Fue el maestro desde aquel primer curso, aunque la amistad empezó un poco más tarde, cuando lo entrevisté para la prensa a propósito de la publicación de La ciudad ausente y en público cuando se presentó la novela. El diálogo se fue extendiendo en otros encuentros con una naturalidad que era a la vez un don y un desafío. En un texto de homenaje a Saer, Piglia habla de la literatura como una red de amigos, de la amistad primero como aprendizaje entre el maestro y el discípulo, y de la amistad entre iguales después, fundada en la complicidad, pero también en la confrontación y la disputa. Y aunque para mí siempre siguió siendo el maestro, tenía el don de hacerle creer a uno que la conversación era entre pares. Tanto así, que muy pronto me atreví a discutirle un artículo muy duro (“imperdonable”, le dije) que alguna vez había escrito sobre Cortázar, con los mejores argumentos que pude. Lejos de sostener los suyos, me invitó varias veces a hablar sobre Cortázar en sus seminarios.
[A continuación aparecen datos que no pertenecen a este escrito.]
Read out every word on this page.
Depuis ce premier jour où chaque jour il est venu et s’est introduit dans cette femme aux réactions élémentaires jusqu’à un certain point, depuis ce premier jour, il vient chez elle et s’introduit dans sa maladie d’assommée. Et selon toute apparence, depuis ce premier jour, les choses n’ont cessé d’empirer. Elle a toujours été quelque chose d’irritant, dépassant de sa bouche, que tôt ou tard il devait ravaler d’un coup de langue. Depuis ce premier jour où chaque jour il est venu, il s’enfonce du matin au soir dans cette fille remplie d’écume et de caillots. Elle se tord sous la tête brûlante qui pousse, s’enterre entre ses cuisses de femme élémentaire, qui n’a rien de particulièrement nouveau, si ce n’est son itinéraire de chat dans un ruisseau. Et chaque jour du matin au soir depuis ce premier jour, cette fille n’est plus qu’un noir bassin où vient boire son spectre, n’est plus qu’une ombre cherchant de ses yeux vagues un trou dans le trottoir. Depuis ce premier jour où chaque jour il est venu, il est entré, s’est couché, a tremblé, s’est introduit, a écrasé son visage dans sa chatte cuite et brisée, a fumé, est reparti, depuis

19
Intercambiábamos entusiasmos en la literatura y el cine, y nos comentábamos los libros con franqueza. Después de Blanco nocturno me animé a confesarle que los personajes femeninos de sus novelas siempre se me atragantaban un poco. “Qué pena”, me escribió en un mensaje, “estaba ilusionado con las mellizas, pero veo que me volví a equivocar… Sólo cuento lo que he vivido, como diría X”. X, para completar la ironía, era un mediocre escritor realista argentino que, en honor a la elegancia discreta de Piglia, no hace falta nombrar. En un gesto de generosidad que hoy no abunda, cualquier comentario sobre una lectura reciente, cualquier respuesta a una pregunta sobre sus novelas e incluso sobre incidentes de la vida privada se desviaba sutilmente hacia una reflexión literaria más amplia, un apunte crítico, una invitación a otras lecturas. “Hace dos días que me la paso buscando muebles (!) porque la casa está medio vacía”, me escribe en 2002 desde Princeton. “Empiezo las clases el jueves, así que haré una teoría sobre los muebles en Borges… (la cama de Beatriz Viterbo, el catre de Funes)”. Desde luego, era una autoironía. “Desde luego”, dicho sea de paso, era una de sus muletillas preferidas, que abría una correlación, una conexión o un movimiento dialéctico del pensamiento con una convicción única, como si una vez que algo se ha comprendido se volviera una verdad aceptada para todos. Era un extraordinario cultor de la cita apropiada o desviada y todos acabamos por imitarlo, robándole ideas, citas, argumentos. Con el tiempo, sin embargo, citarlo, repetir sus máximas o esas iluminaciones brillantes como haikus se volvió un gesto de gratitud o un temprano homenaje: “Como diría el maestro Piglia…”.
Uno de sus últimos mensajes me partió el alma. Lo releo ahora y veo que en el humor frente a la adversidad hay también una enseñanza: “Estoy bien en general, aunque el cuerpo me falla y tengo la voz muy baja. Lo que más me molesta es no poder hacer chistes cuando converso con los amigos. Así que cuando vengas conversaremos y daremos los chistes por ya dichos y nos divertiremos igual”. Cuando volví a Buenos Aires, cuatro meses más tarde, ya no podía hablar ni moverse. No terminaba de juntar fuerzas para ir a verlo y lo fui postergando. La noticia de su muerte, poco después, me dejó una pena que no acaba.
Su pieza sobre la amistad en las novelas de Saer, escrita después de la muerte del amigo, se cierra con un verso de Juan L. Ortiz que una vez más tienta robarle: “Alma, inclínate sobre los cariños idos”.